Editorial

By Robert Anderson

As I’m reaching in few month my 50th birthday, I was wondering want else is turning 50 this year.

  • AstroTurf hit it big in 1966 when the company was tapped to turf the newly opened Houson Astrodome. After that, the low-maintenance artificial turf quickly expanded. It was so popular, even the Brady’s used it in their backyard. 50 years after its big reveal, AstroTurf coats countless sports fields and parks across the country.
  • Consumer electronics store Best Buy certainly looked a lot different when it launched 50 years ago. In 1966, Richard Shulze and a business partner opened Sound of Music in St. Paul, Minnesota. The store started out as an electronics store specializing in stereos. By the late ’70s, Sound of Music opened eight additional stores. The transition from Sound of Music started in the late ’80s when the company rebranded to Best Buy Company, Inc. The increased demand for electronics lead the store to become what it is today.
  • Doritos, the cheesy guilty-pleasure first made its way onto grocery shelves nationwide in 1966. Resembling Mexican chilaquiles, Doritos were popular from the get-go, becoming the first nationally distributed tortilla chip. In 1994, Frito-Lay spent nearly $50 million in redesigning the chip. It must have worked, as Doritos is Frito-Lay’s second biggest brand.

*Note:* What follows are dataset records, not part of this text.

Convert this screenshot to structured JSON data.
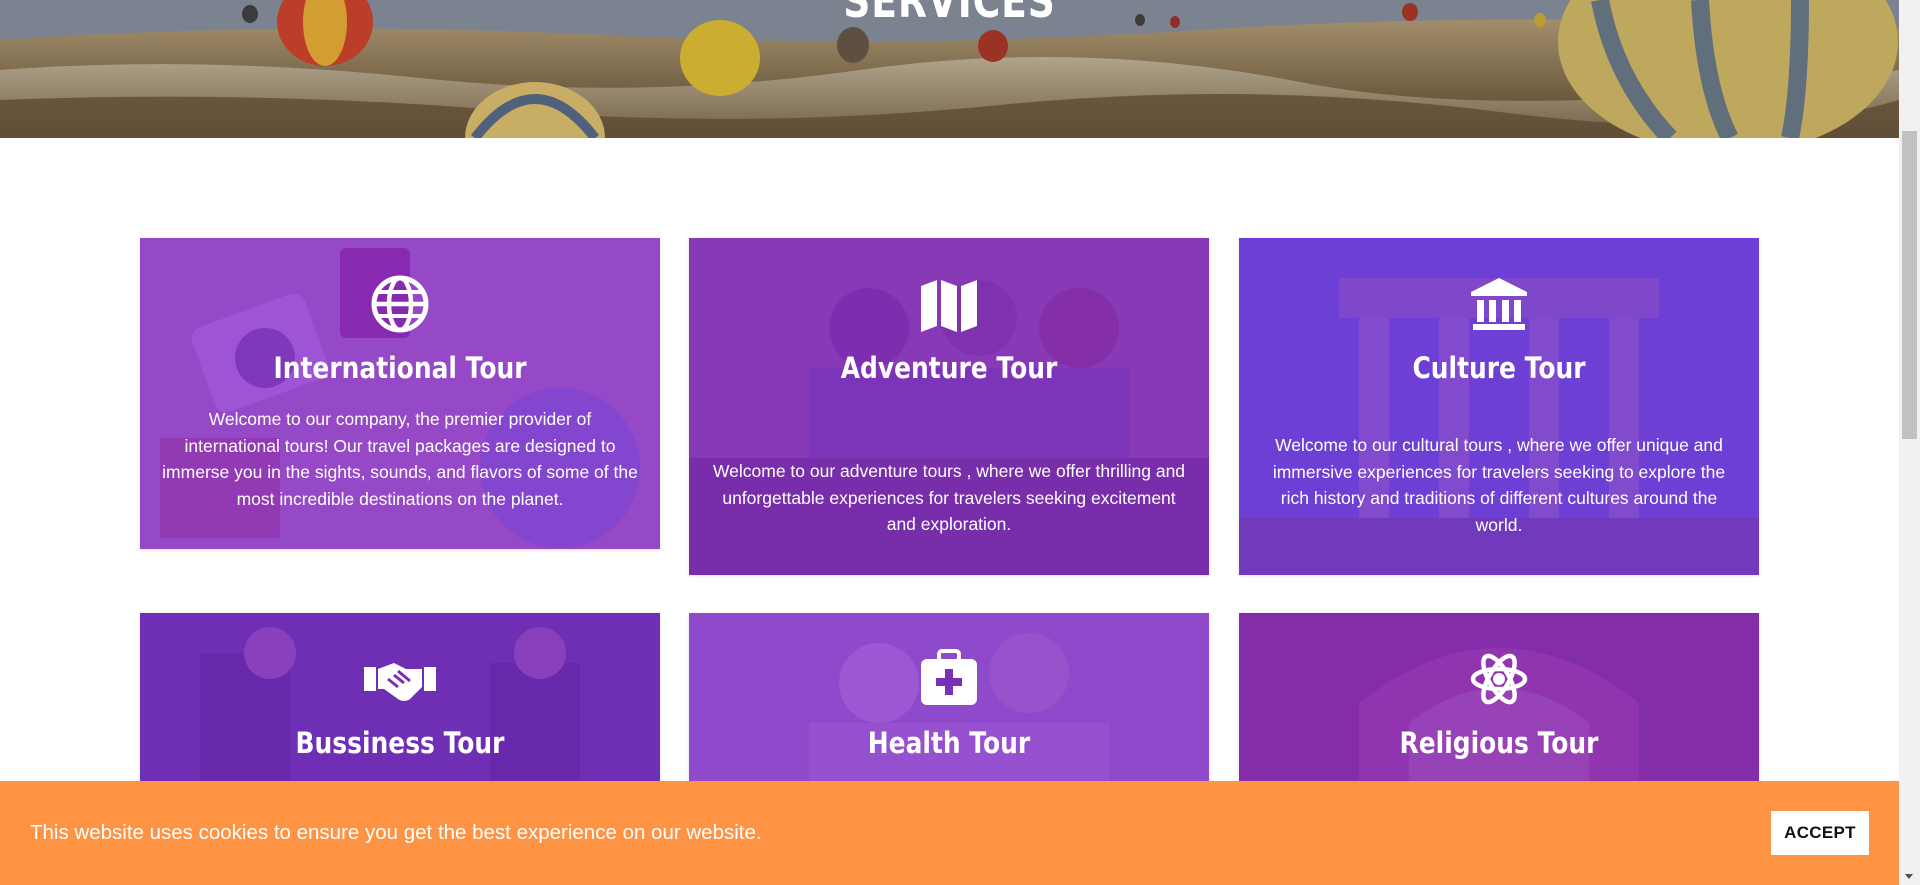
{
  "hero": {
    "title": "SERVICES"
  },
  "cards": [
    {
      "title": "International Tour",
      "icon": "globe-icon",
      "text": "Welcome to our company, the premier provider of international tours! Our travel packages are designed to immerse you in the sights, sounds, and flavors of some of the most incredible destinations on the planet."
    },
    {
      "title": "Adventure Tour",
      "icon": "map-icon",
      "text": "Welcome to our adventure tours , where we offer thrilling and unforgettable experiences for travelers seeking excitement and exploration."
    },
    {
      "title": "Culture Tour",
      "icon": "landmark-icon",
      "text": "Welcome to our cultural tours , where we offer unique and immersive experiences for travelers seeking to explore the rich history and traditions of different cultures around the world."
    },
    {
      "title": "Bussiness Tour",
      "icon": "handshake-icon",
      "text": ""
    },
    {
      "title": "Health Tour",
      "icon": "medkit-icon",
      "text": ""
    },
    {
      "title": "Religious Tour",
      "icon": "atom-icon",
      "text": ""
    }
  ],
  "cookie_banner": {
    "message": "This website uses cookies to ensure you get the best experience on our website.",
    "accept_label": "ACCEPT"
  },
  "colors": {
    "card_tint": "#8a2be2",
    "cookie_bg": "#fe9344",
    "accent_white": "#ffffff"
  }
}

  • Shortly after Twister’s introduction in 1966, the game became a huge sensation when Johnny Carson played it with Eva Gabor on The Tonight Show. The intimate nature of the game caused some controversy, with parents and competitors claiming it was “sex in a box.” Despite the uproar, Twister proved to be huge and would remain in people’s homes for decades to come.

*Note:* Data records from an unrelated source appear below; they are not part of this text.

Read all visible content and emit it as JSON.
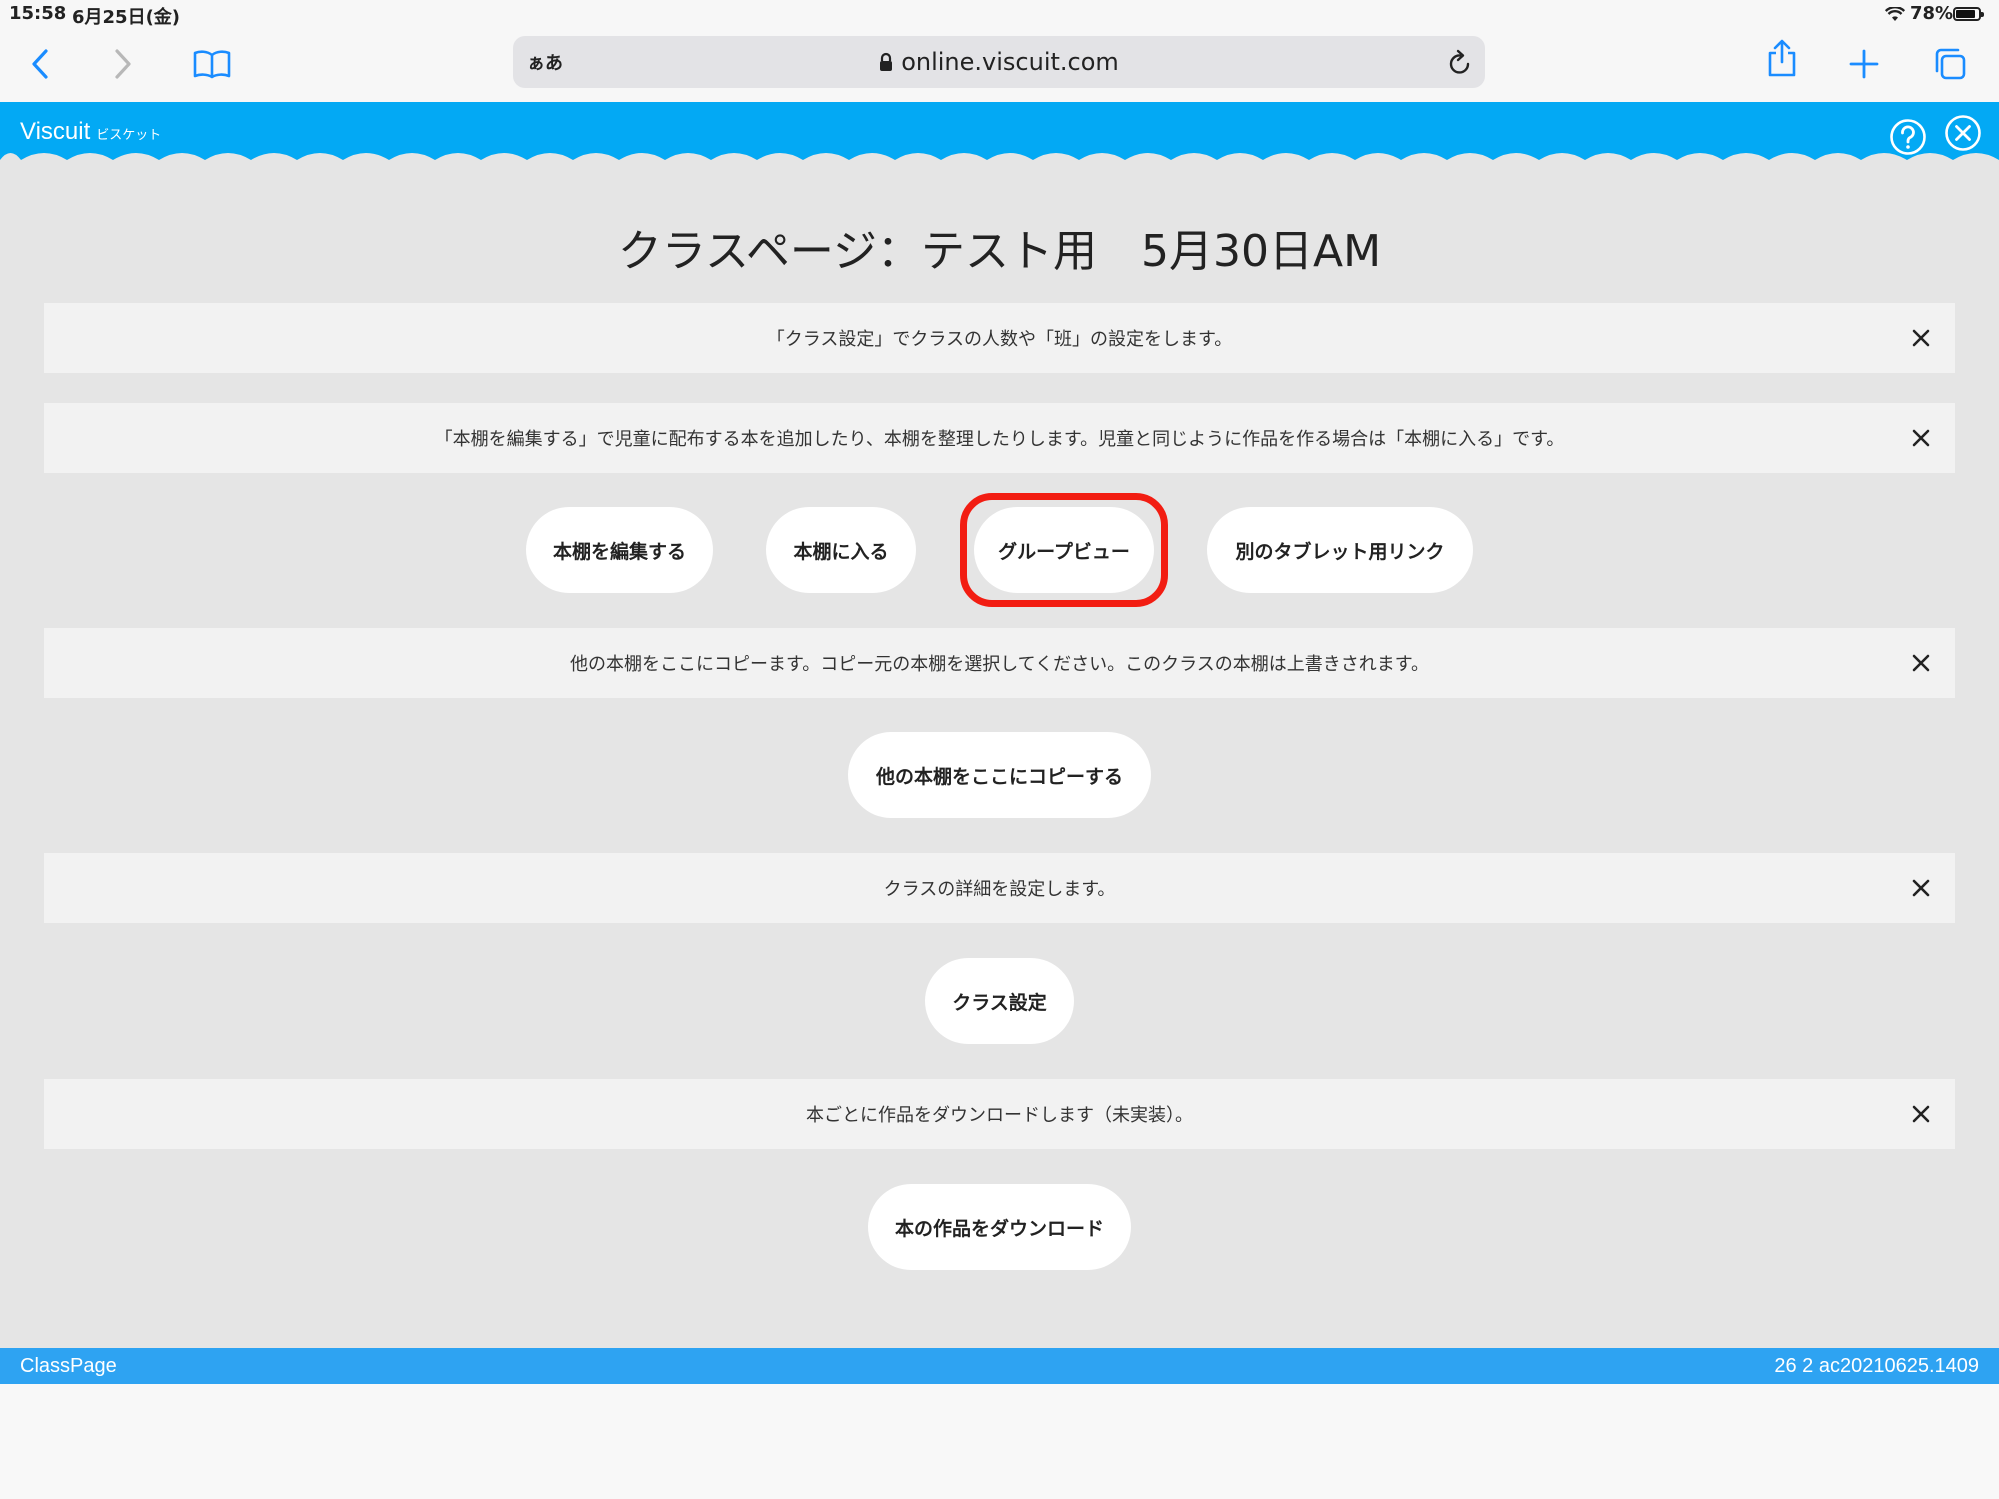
{
  "status_bar": {
    "time": "15:58",
    "date": "6月25日(金)",
    "battery": "78%"
  },
  "browser": {
    "text_size_label": "ぁあ",
    "url": "online.viscuit.com"
  },
  "app_header": {
    "logo": "Viscuit",
    "logo_sub": "ビスケット",
    "color": "#03a9f4"
  },
  "page": {
    "title": "クラスページ：テスト用　5月30日AM"
  },
  "sections": [
    {
      "info": "「クラス設定」でクラスの人数や「班」の設定をします。"
    },
    {
      "info": "「本棚を編集する」で児童に配布する本を追加したり、本棚を整理したりします。児童と同じように作品を作る場合は「本棚に入る」です。"
    },
    {
      "info": "他の本棚をここにコピーます。コピー元の本棚を選択してください。このクラスの本棚は上書きされます。"
    },
    {
      "info": "クラスの詳細を設定します。"
    },
    {
      "info": "本ごとに作品をダウンロードします（未実装）。"
    }
  ],
  "buttons": {
    "edit_shelf": "本棚を編集する",
    "enter_shelf": "本棚に入る",
    "group_view": "グループビュー",
    "tablet_link": "別のタブレット用リンク",
    "copy_shelf": "他の本棚をここにコピーする",
    "class_settings": "クラス設定",
    "download_works": "本の作品をダウンロード"
  },
  "footer": {
    "left": "ClassPage",
    "right": "26 2 ac20210625.1409",
    "color": "#2ea3f2"
  },
  "highlight_color": "#f21d12"
}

  • For 50 years now, Wite-Out has come to rescue, fixing little mistakes and typos that an eraser can’t handle. Like all good inventions, Wite-Out stemmed from a problem — correction fluid would smudge ink. To fix the problem, businessman George Kloosterhouse and Edwin Johanknecht, a basement waterproofer, teamed up to create the modern day Wite-Out. The product was reinvented and bought out a couple times until 1992, when BIC purchased it.